For the business administrator Jean Karlo Torres, one of Petro’s fundamental pitfalls is the change of the energy matrix towards solar energy, without mentioning the way he will do it.
“Colombia is already recognized as a superpower in a renewable energy generation that has a clean energy matrix. The country’s energy matrix depends almost 70% on the use of water for the generation of electricity through hydroelectric plants “.
Torres explained that the Colombian market is already diversifying the environment with its energy matrix. And he highlights that this has been done despite the current regulations that delay the introduction of solar and wind technology on a large scale.
“What the energy matrix in Colombia needs is the freedom to continue diversifying amicably. However, this libertarian approach is not available within Petro’s ideology, “he said.
Chavez and the expropriation of unproductive land
The same thesis advocated today by Petro was applied by former President Hugo Chávez in Venezuela, not in terms of taxes but as a pretense to expropriate those lands that were not used for their ‘productive’ purposes.
In a video circulating on social networks, Chávez is seen explaining the signing of a decree of forced eviction for the Polar company within an industrial park in the city of Barquisimeto. He did so, he says in the video, in order to create housing for the citizens of that area.

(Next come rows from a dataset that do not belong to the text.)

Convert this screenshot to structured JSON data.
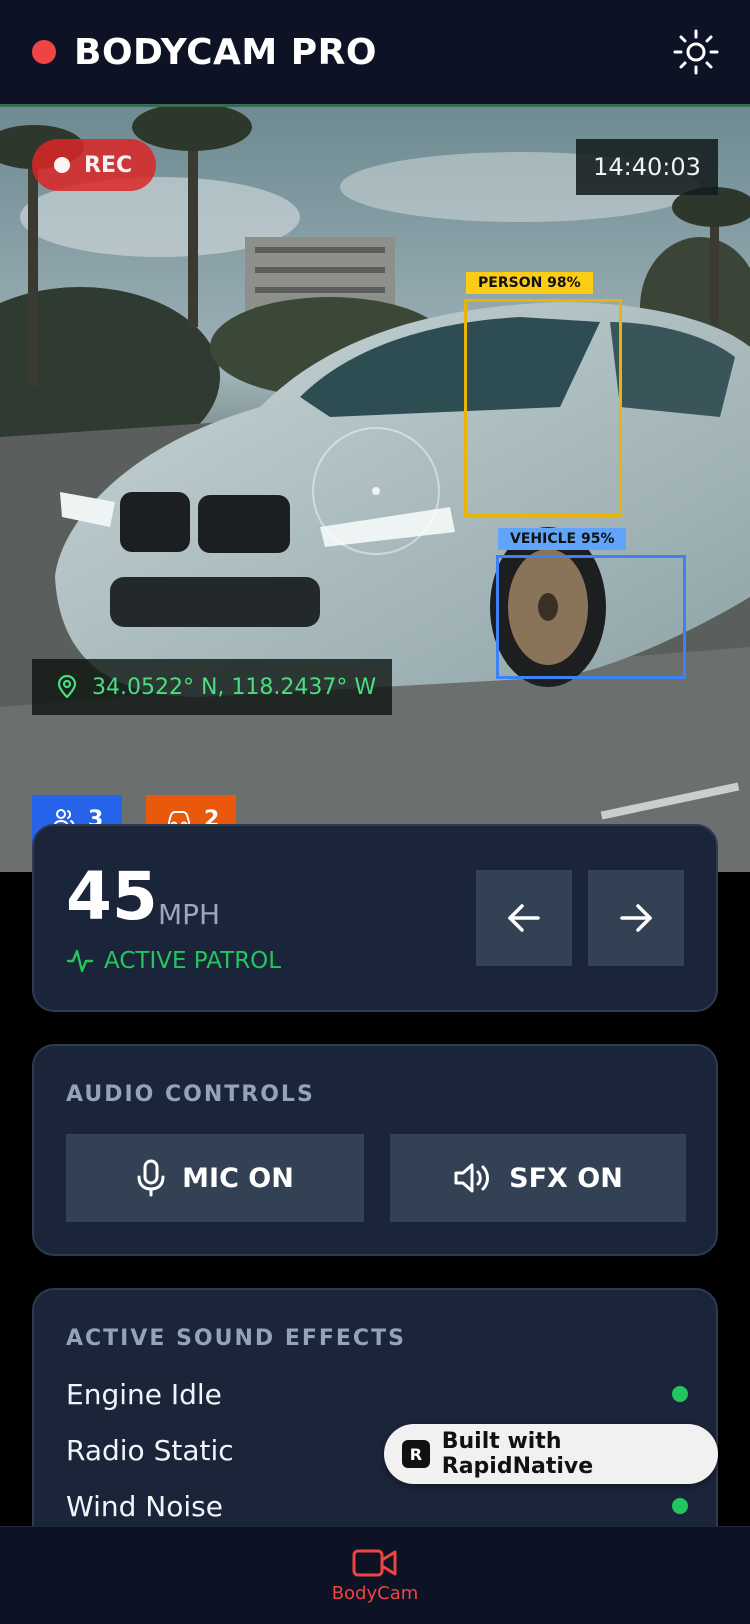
{
  "header": {
    "title": "BODYCAM PRO",
    "settings_icon": "sun-icon"
  },
  "feed": {
    "rec_label": "REC",
    "timestamp": "14:40:03",
    "detections": [
      {
        "label": "PERSON 98%",
        "color": "#facc15"
      },
      {
        "label": "VEHICLE 95%",
        "color": "#60a5fa"
      }
    ],
    "gps": "34.0522° N, 118.2437° W",
    "people_count": "3",
    "vehicle_count": "2"
  },
  "speed": {
    "value": "45",
    "unit": "MPH",
    "status": "ACTIVE PATROL"
  },
  "audio": {
    "title": "AUDIO CONTROLS",
    "mic_label": "MIC ON",
    "sfx_label": "SFX ON"
  },
  "sound_effects": {
    "title": "ACTIVE SOUND EFFECTS",
    "items": [
      {
        "name": "Engine Idle",
        "active": true
      },
      {
        "name": "Radio Static",
        "active": true
      },
      {
        "name": "Wind Noise",
        "active": true
      }
    ]
  },
  "badge": {
    "text": "Built with RapidNative"
  },
  "bottom_nav": {
    "items": [
      {
        "label": "BodyCam",
        "icon": "video-camera-icon",
        "active": true
      }
    ]
  },
  "colors": {
    "accent_red": "#ef4444",
    "accent_green": "#22c55e",
    "card_bg": "#1b253a",
    "header_bg": "#0d1324"
  }
}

Chávez’s argument for expropriating the land was that this company had assigned this property to a beer deposit and that it was in a populated area. “This is what bourgeoisie and what the bourgeois state is,” said Chavez referring to the properties of Polar at the time.
With this precedent as a backdrop, Andres Moreno, Consultant in Risk Management and trader, told the PanAm Post that if Petro wins the elections in 2018 the Colombian citizen has two options left.
“1. He sells everything and leaves the country, or 2. He stays and takes the side of the government to get rich in the short term, before the country breaks down and is the ruin for the rich … and the poor, “he said.